3. Il ressort des pièces du dossier que l’arrêté attaqué, qui comporte l’indication exacte des voies et délais de recours ouverts à son encontre, a été notifié à M. A… B… par un courrier avec accusé réception. Le préfet de police produit l’accusé de réception du courrier, qui établit que le requérant a été avisé de ce pli, envoyé le 6 janvier 2025, le « 8 janvier », celui-ci ayant été par la suite renvoyé le 30 janvier 2025 au préfet de police faute d’avoir été réclamé par son destinataire. Le requérant ne peut sérieusement soutenir qu’en l’absence de mention de l’année, la date de l’avis de passage ne pourrait être déterminée avec certitude.

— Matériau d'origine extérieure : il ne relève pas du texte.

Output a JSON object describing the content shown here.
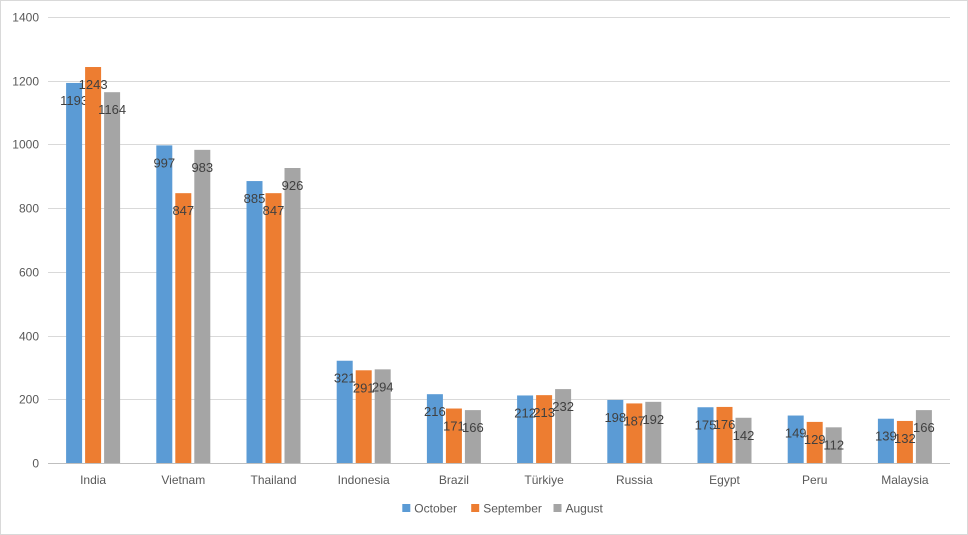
{
  "chart_data": {
    "type": "bar",
    "title": "",
    "xlabel": "",
    "ylabel": "",
    "categories": [
      "India",
      "Vietnam",
      "Thailand",
      "Indonesia",
      "Brazil",
      "Türkiye",
      "Russia",
      "Egypt",
      "Peru",
      "Malaysia"
    ],
    "series": [
      {
        "name": "October",
        "color": "#5b9bd5",
        "values": [
          1193,
          997,
          885,
          321,
          216,
          212,
          198,
          175,
          149,
          139
        ]
      },
      {
        "name": "September",
        "color": "#ed7d31",
        "values": [
          1243,
          847,
          847,
          291,
          171,
          213,
          187,
          176,
          129,
          132
        ]
      },
      {
        "name": "August",
        "color": "#a5a5a5",
        "values": [
          1164,
          983,
          926,
          294,
          166,
          232,
          192,
          142,
          112,
          166
        ]
      }
    ],
    "ylim": [
      0,
      1400
    ],
    "yticks": [
      0,
      200,
      400,
      600,
      800,
      1000,
      1200,
      1400
    ],
    "grid": true,
    "legend_position": "bottom"
  }
}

Au surplus, il ressort des pièces du dossier que le requérant a été informé de la suite défavorable donnée à sa demande de titre de séjour par un courriel du défenseur des droits du 14 janvier 2025. Dans ces conditions, ainsi que le fait valoir le préfet de police, la requête, enregistrée au greffe du tribunal le 27 mars 2025, après l’expiration du délai d’un mois mentionné à l’article L. 911-1 du de l’entrée et du séjour des étrangers et du droit d’asile, est tardive.
4. Il résulte de ce qui précède que la requête de M. B… est irrecevable et doit être rejetée, en toutes ses conclusions, y compris celles relatives aux frais d’instance et aux dépens.
D E C I D E :
Article 1er : La requête de M. B… est rejetée.
Article 2 : Le présent jugement sera notifié à M. A… B… et au préfet de police.
Délibéré après l’audience du 26 janvier 2026, à laquelle siégeaient :
M. Séval, président,
Mme de Saint Chamas, première conseillère,
Mme Benhamou, conseillère.
Rendu public par mise à disposition au greffe le 9 février 2026.
La rapporteure,
signé
M. de SAINT CHAMASLe président,
signé
J.-P. SEVAL
La greffière,
signé
S. LARDINOIS
La République mande et ordonne au préfet de police en ce qui le concerne ou à tous commissaires de justice à ce requis en ce qui concerne les voies de droit commun contre les parties privées, de pourvoir à l’exécution de la présente décision.